In a statement, Dayani said he readily accepts criticism, but when he sees a review that contains an assertion that he says is not true, he first asks the reviewer to take it down, and if they don’t, then he takes legal action.
Dayani’s listing on Yelp is the third to get this kind of consumer alert.
A Texas pet sitting service and a Florida moving company also have them. Michelle Douchouquette and her husband were sued when Prestigious Pets in Dallas said the couple violated a non-disparagement clause.
“When I say it out loud, saying I’m getting sued up to $1 million over this review, I can’t believe it,” she said. “I don’t think it was hateful. It didn’t have bad intent. It’s my opinion of a business.”
Civil rights attorney Normal Siegel said what Yelp is doing is a good thing.
“We need to encourage people to speak their mind,” Siegel said.
However, Siegel added that reviewers must be stating the “absolute truth.”
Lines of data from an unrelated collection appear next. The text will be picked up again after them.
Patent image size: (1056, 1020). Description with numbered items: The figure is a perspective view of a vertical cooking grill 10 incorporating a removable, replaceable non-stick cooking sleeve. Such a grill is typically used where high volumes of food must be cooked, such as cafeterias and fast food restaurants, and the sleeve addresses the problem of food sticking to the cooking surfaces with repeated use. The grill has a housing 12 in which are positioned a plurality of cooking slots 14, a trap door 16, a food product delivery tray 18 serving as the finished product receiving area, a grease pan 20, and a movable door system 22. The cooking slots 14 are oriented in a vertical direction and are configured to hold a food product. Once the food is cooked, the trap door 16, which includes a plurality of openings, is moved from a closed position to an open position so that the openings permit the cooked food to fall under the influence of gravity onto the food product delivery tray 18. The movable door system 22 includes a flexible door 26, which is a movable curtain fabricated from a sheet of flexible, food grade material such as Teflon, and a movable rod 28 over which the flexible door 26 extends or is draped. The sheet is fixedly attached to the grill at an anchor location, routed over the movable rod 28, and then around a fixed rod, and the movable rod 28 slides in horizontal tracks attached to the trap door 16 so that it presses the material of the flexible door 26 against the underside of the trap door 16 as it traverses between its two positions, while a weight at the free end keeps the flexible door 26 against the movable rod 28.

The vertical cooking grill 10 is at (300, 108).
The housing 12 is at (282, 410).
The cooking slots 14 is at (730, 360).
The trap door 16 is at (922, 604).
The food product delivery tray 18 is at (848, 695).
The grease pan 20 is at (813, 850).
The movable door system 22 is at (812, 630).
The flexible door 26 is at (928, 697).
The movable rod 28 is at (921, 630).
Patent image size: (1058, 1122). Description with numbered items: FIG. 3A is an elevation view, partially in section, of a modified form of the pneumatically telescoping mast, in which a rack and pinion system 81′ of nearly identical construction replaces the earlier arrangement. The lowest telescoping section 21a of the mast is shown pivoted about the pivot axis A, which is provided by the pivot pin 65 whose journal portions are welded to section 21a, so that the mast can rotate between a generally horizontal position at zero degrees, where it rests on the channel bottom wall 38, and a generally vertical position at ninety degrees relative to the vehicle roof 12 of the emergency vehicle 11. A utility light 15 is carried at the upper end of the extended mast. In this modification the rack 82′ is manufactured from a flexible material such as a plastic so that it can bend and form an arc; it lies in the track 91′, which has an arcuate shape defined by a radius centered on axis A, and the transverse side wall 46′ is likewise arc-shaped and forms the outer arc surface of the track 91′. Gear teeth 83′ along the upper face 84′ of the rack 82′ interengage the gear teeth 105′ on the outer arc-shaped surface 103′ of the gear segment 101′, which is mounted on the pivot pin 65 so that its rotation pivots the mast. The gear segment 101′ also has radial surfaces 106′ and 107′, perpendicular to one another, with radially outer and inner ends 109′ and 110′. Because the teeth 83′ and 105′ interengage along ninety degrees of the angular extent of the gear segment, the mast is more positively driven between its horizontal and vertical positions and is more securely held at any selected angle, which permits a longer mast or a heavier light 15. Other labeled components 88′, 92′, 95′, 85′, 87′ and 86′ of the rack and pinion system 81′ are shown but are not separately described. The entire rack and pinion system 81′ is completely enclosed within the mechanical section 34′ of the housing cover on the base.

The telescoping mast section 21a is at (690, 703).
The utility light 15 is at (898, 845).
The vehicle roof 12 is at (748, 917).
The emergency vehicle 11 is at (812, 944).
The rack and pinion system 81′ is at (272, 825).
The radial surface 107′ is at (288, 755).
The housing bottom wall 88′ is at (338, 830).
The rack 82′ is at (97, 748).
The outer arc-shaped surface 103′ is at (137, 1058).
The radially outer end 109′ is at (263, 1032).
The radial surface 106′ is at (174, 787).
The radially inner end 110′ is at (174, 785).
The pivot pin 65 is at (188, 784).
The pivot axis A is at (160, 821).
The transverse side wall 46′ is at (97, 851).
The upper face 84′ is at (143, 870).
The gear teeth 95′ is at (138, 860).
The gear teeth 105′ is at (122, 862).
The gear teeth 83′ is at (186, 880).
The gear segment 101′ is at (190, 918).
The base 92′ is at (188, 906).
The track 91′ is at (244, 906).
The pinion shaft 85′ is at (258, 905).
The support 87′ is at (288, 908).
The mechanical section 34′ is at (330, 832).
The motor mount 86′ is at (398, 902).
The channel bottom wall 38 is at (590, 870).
“When you’re speaking your mind make sure what you’re saying is the absolute truth,” he said. “It it’s not truthful, they do run a risk that a business can claim their reputation has been injured and they could bring a defamation lawsuit, although it’s hard to win a defamation lawsuit.”
Siegel also said that Yelp should change its wording of the alerts and take out First Amendment.
“Because the First Amendment is only applicable to government action, so when you’re dealing with a private business the First Amendment doesn’t kick in,” he said. “What kicks in is our concept of the right to express yourself.”
Two bills have been introduced in Congress: the “Right to Yelp Bill,” also known as the Consumer Review Fairness Act, and the Speak Free Act. It would prevent businesses from suing over negative reviews.